En una de mis canciones para niños, titulada Cuando sea grande, recogí de boca de los pequeños versiones de lo que quieren ser cuando sean adultos. Las profesiones más aspiradas eran, y siguen siendo: doctor (médico), bombero, pintor, maestro, heladero, varias más y… policía.
Para los niños el policía es el símbolo más esencial del poder, poseedor de un aura de protección que abarca más allá del radio donde se desenvuelve, tal y como ocurre con los súperhéroes. Por eso escribimos: Cuando sea grande, seré un señor policía, cuidaré de noche y día, el mundo será mi amigo y nadie será ladrón.
Al encontrarnos frente a un evento que nos pone en peligro, lo primero que se viene a la mente es: Hay que llamar a la policía y si estamos metidos en algún problema, la aparición de un agente uniformado nos tranquiliza porque, se supone, nos ayudará a salir del atolladero. Esto sucede en cualquier parte del mundo, excepto en Venezuela.
En nuestro país, sumido en una violencia sin parangón, la figura se ha desvirtuado en una generalización que injustamente abarca a todo el cuerpo de seguridad pública. Se les endilga pertenecer a los grupos de matraqueros, secuestradores y asaltantes y por ello la ciudadanía ha terminado por temerle más que al mismo malandraje. Pero es un error meter a todos en un mismo saco, porque no es así. Hay variedad en la viña del señor: unos buenos, unos regulares, otros malos.
¿Qué hace que un policía sea, como lo definieron mis pupilos: amigos del mundo? Por una parte la disposición y obligación de las autoridades en la formación integral de estos agentes del orden público, por lo tanto es responsabilidad de quienes ejercen el poder, seleccionarlos apropiadamente y prepararlos para la toma de decisiones frente a las crisis o los simples problemas cotidianos, hacerles convincente la rectitud de su desempeño y darles lo que debería ser el último recurso a utilizar: un arma.
A la formación profesional han de sumarse los conceptos de vida y valores que caracterizan el entorno familiar y social.
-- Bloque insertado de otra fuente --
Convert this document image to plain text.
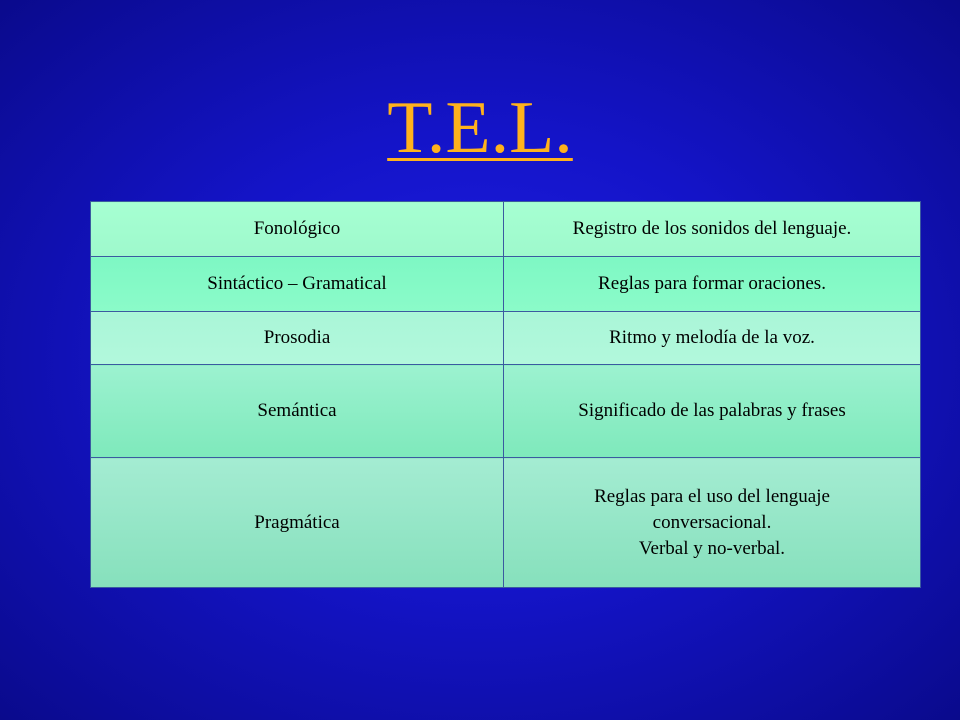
T.E.L.
Fonológico	Registro de los sonidos del lenguaje.

Sintáctico – Gramatical	Reglas para formar oraciones.

Prosodia	Ritmo y melodía de la voz.

Semántica	Significado de las palabras y frases

Pragmática	Reglas para el uso del lenguaje
conversacional.
Verbal y no-verbal.
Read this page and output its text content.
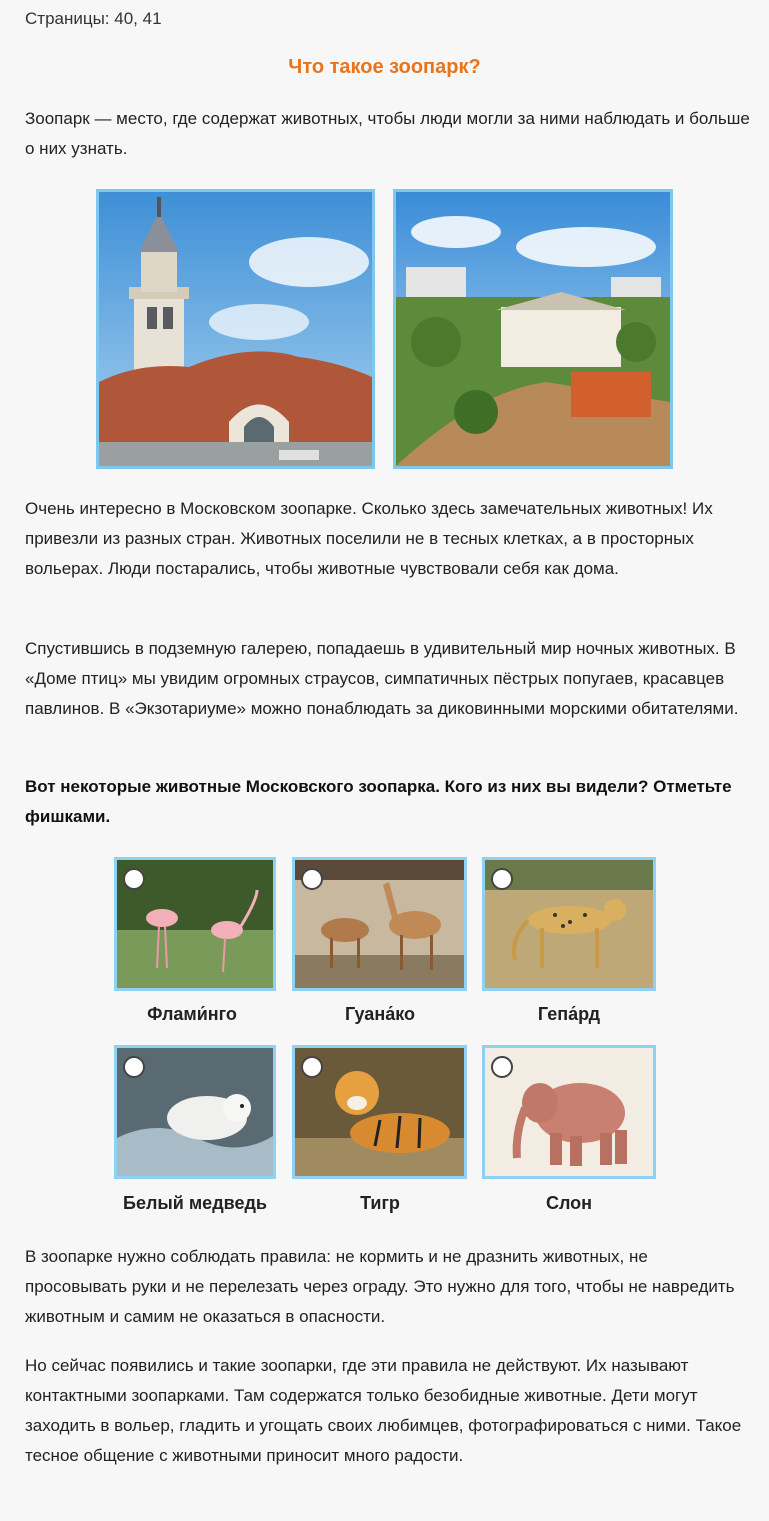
Страницы: 40, 41
Что такое зоопарк?

Зоопарк — место, где содержат животных, чтобы люди могли за ними наблюдать и больше о них узнать.

Очень интересно в Московском зоопарке. Сколько здесь замечательных животных! Их привезли из разных стран. Животных поселили не в тесных клетках, а в просторных вольерах. Люди постарались, чтобы животные чувствовали себя как дома.

Спустившись в подземную галерею, попадаешь в удивительный мир ночных животных. В «Доме птиц» мы увидим огромных страусов, симпатичных пёстрых попугаев, красавцев павлинов. В «Экзотариуме» можно понаблюдать за диковинными морскими обитателями.

Вот некоторые животные Московского зоопарка. Кого из них вы видели? Отметьте фишками.

Флами́нго	Гуана́ко	Гепа́рд
Белый медведь	Тигр	Слон

В зоопарке нужно соблюдать правила: не кормить и не дразнить животных, не просовывать руки и не перелезать через ограду. Это нужно для того, чтобы не навредить животным и самим не оказаться в опасности.

Но сейчас появились и такие зоопарки, где эти правила не действуют. Их называют контактными зоопарками. Там содержатся только безобидные животные. Дети могут заходить в вольер, гладить и угощать своих любимцев, фотографироваться с ними. Такое тесное общение с животными приносит много радости.
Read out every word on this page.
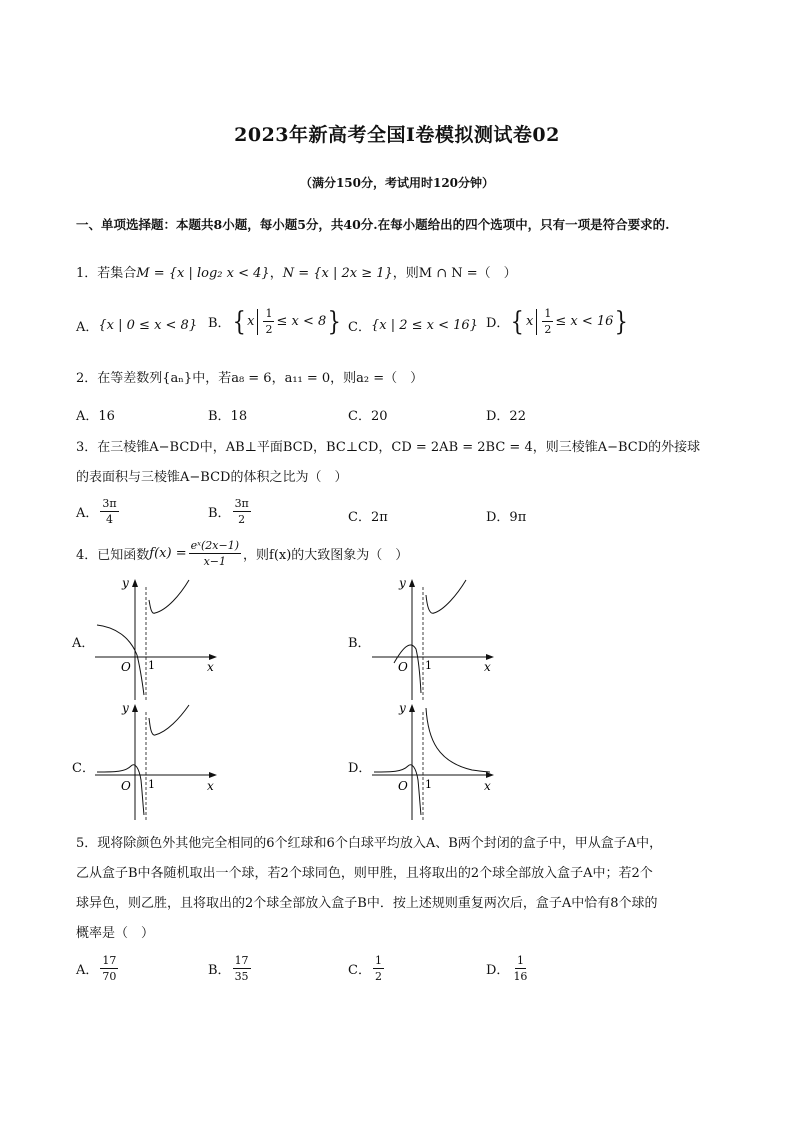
2023年新高考全国Ⅰ卷模拟测试卷02
（满分150分，考试用时120分钟）
一、单项选择题：本题共8小题，每小题5分，共40分.在每小题给出的四个选项中，只有一项是符合要求的.
1．若集合M = {x | log₂ x < 4}，N = {x | 2x ≥ 1}，则M ∩ N =（　）
A． {x | 0 ≤ x < 8} B． { x $\frac{1}{2} \le x < 8$ } C． {x | 2 ≤ x < 16} D． { x $\frac{1}{2} \le x < 16$ }
2．在等差数列{aₙ}中，若a₈ = 6，a₁₁ = 0，则a₂ =（　）
A．16	B．18	C．20	D．22
3．在三棱锥A−BCD中，AB⊥平面BCD，BC⊥CD，CD = 2AB = 2BC = 4，则三棱锥A−BCD的外接球
的表面积与三棱锥A−BCD的体积之比为（　）
A． $\frac{3\pi}{4}$	B． $\frac{3\pi}{2}$	C．2π	D．9π
4．已知函数 $f(x) = \frac{\text{eˣ(2x−1)}}{x-1}$ ，则f(x)的大致图象为（　）
A．	B．
C．	D．
O 1	x
y
O 1	x
y
O 1	x
y
O 1	x
y
5．现将除颜色外其他完全相同的6个红球和6个白球平均放入A、B两个封闭的盒子中，甲从盒子A中，
乙从盒子B中各随机取出一个球，若2个球同色，则甲胜，且将取出的2个球全部放入盒子A中；若2个
球异色，则乙胜，且将取出的2个球全部放入盒子B中．按上述规则重复两次后，盒子A中恰有8个球的
概率是（　）
A． $\frac{17}{70}$	B． $\frac{17}{35}$	C． $\frac{1}{2}$	D． $\frac{1}{16}$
Y el resultado no es el más halagador debido a las condiciones sociopolíticas en que estamos inmersos.
Una empleada que me ayudaba en las labores domésticas tenía dos niños, el mayor se destacaba por ser buen estudiante y poseer un carácter apacible. Al culminar el bachillerato decidió ser policía. El hermano menor, que desde pequeño asomaba una personalidad irascible y rebelde (tal vez era un niño incomprendido, con problemas de aprendizaje que nunca se detectaron ni trataron) decidió ser ladrón. Los dos crecieron bajo un mismo techo, fueron a la misma escuela y tomaron rumbos opuestos. La madre sufría por partida doble, aterrada por los riesgos que enfrentaba el mayor en la calle y por el peligro del otro en la cárcel. Ambos murieron asesinados. Lo más triste es que Armandito perdió la vida en un operativo contra la banda a la que pertenecía su hermano, en ella estaban sus antiguos compañeros de trompos, metras y papagayos.
El temor a ser víctimas mortales y los míseros salarios merman considerable- mente el reclutamiento de nuevos agentes del orden. Los ya formados migran a los cuerpos de seguridad privados donde encuentran mejores alicientes. Otros, se dedican al rebusque y al redondeo, llámese robar, chantajear o secuestrar. Los menos, son cada día menos.
La matanza y persecución de los policías por parte de bandas armadas (y muchísimo mejor armadas) se ha incrementado, en los últimos meses, de manera alarmante. Entre la impunidad y la ausencia, cada vez mayor, de agentes del orden, el hampa ha tomado los espacios.
La paranoia ciudadana no es gratuita ni inventada. A menudo me siento como los peregrinos que atravesaban inmensos territorios desolados en sus carretas hacia el lejano oeste norteamericano, esperando con espanto las flechas y la muerte. En el ambiente de barrios, urbanizaciones, pueblos, ciudades y carreteras, es decir en todo lugar y en todo momento reina una sensación colectiva de desamparo y angustia.
Los antisociales, que alguna vez fueron niños de mirada pura y sedientos de afecto, se han convertido en seres deshumanizados capaces de matar a su propia familia y amigos. La droga los ha vuelto irracionales. La rabia y el resentimiento los ha vuelto irreductibles. Las necesidades de consumo (del que sea) les hacen justificar su sociopatía.
Me consuela que existe mucha, mucha gente preocupada, ocupada y trabajando para rescatar a quienes son rescatables y para prevenir la violencia desde la infancia. ¿Pero cuánto tiempo pasará para que podamos caminar sin temor y a medianoche por las calles? Y mientras… ¿Quién podrá defendernos?